Workflow for modeling of variable composition in multicomponent alloys: from high-throughput first-principles calculations to CALPHAD modeling

XiaoYu Chong1, Jing Feng1, Shang Shunli², Wang Yi², Liu Zikui²

¹ Key laboratory of material genetic engineering, Kunming University of Science and Technology, Kunming, Yunnan, China

² Materials Genome Inc., State College, PA, 16803, USA

EXTENDED ABSTRACT: The key technical characteristics of high-throughput computing differ from traditional computing methods as following: realizing parallel and/or automatic calculation for 102~104 tasks; the integrated computing (ICME) method focuses on breaking through the bottleneck of material design/ computing cross-scales. The CALPHAD modeling and database are the basis of cross-scale modeling. Since the thermodynamic data obtained from DFT alone are not enough to accurately describe the phase boundary, experimental data should be introduced into Calphad modeling at the same time. Based on the above ideas, we developed a method and standard workflow for establishing a thermodynamic database based on raw data from high-throughput first-principles calculations and optimizing thermodynamic parameters through experimental phase boundary data and machine learning techniques.

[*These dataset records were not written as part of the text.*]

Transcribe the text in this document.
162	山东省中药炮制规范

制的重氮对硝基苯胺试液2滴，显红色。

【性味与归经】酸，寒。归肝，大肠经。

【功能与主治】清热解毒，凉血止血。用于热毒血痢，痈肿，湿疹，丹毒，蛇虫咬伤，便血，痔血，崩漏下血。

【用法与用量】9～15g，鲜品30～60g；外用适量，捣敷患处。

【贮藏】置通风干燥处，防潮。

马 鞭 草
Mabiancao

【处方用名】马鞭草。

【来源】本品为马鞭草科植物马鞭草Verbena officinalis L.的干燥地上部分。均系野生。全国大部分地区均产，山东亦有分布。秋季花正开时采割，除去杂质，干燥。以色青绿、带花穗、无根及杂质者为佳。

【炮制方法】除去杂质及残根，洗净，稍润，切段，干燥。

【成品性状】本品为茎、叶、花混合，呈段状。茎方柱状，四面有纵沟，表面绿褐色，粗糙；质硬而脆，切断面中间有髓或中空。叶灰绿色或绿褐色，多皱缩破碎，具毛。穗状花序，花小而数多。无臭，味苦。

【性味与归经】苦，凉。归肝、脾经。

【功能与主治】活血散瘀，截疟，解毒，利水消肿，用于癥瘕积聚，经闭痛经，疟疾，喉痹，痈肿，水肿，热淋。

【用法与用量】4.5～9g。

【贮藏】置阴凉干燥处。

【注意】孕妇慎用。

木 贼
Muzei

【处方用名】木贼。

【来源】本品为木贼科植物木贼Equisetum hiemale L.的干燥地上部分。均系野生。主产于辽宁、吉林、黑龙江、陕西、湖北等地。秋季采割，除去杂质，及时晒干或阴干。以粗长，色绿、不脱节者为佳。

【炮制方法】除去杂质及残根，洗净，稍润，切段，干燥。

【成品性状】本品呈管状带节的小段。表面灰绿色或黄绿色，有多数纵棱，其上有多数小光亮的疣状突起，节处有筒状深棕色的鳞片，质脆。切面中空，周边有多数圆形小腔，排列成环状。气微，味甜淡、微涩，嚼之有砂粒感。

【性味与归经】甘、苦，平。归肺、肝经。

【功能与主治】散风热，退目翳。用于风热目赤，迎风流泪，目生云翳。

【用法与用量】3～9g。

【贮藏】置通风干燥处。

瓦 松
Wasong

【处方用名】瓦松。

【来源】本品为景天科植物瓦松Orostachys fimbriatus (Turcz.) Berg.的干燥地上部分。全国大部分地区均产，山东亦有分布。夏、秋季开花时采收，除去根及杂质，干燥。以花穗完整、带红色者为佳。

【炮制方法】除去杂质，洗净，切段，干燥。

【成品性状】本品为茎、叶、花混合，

The first-principles software package DFTTK was developed to calculate the thermodynamic properties of 104 crystal structures at finite temperature. Through the self-developed thermodynamic modeling program ESPEI based on Markov chain Monte Carlo, the simultaneous automatic optimization was realized for multiple thermodynamic parameters of the high-order system. A developed tool is used to realize the automatic transfer of thermodynamic data between DFTTK and ESPEI. These workflow and software overcomes the traditional "snowball" effect of the previous thermodynamic modeling and reduce the threshold, which can be used to quickly establish the thermodynamic framework for rational design of new material.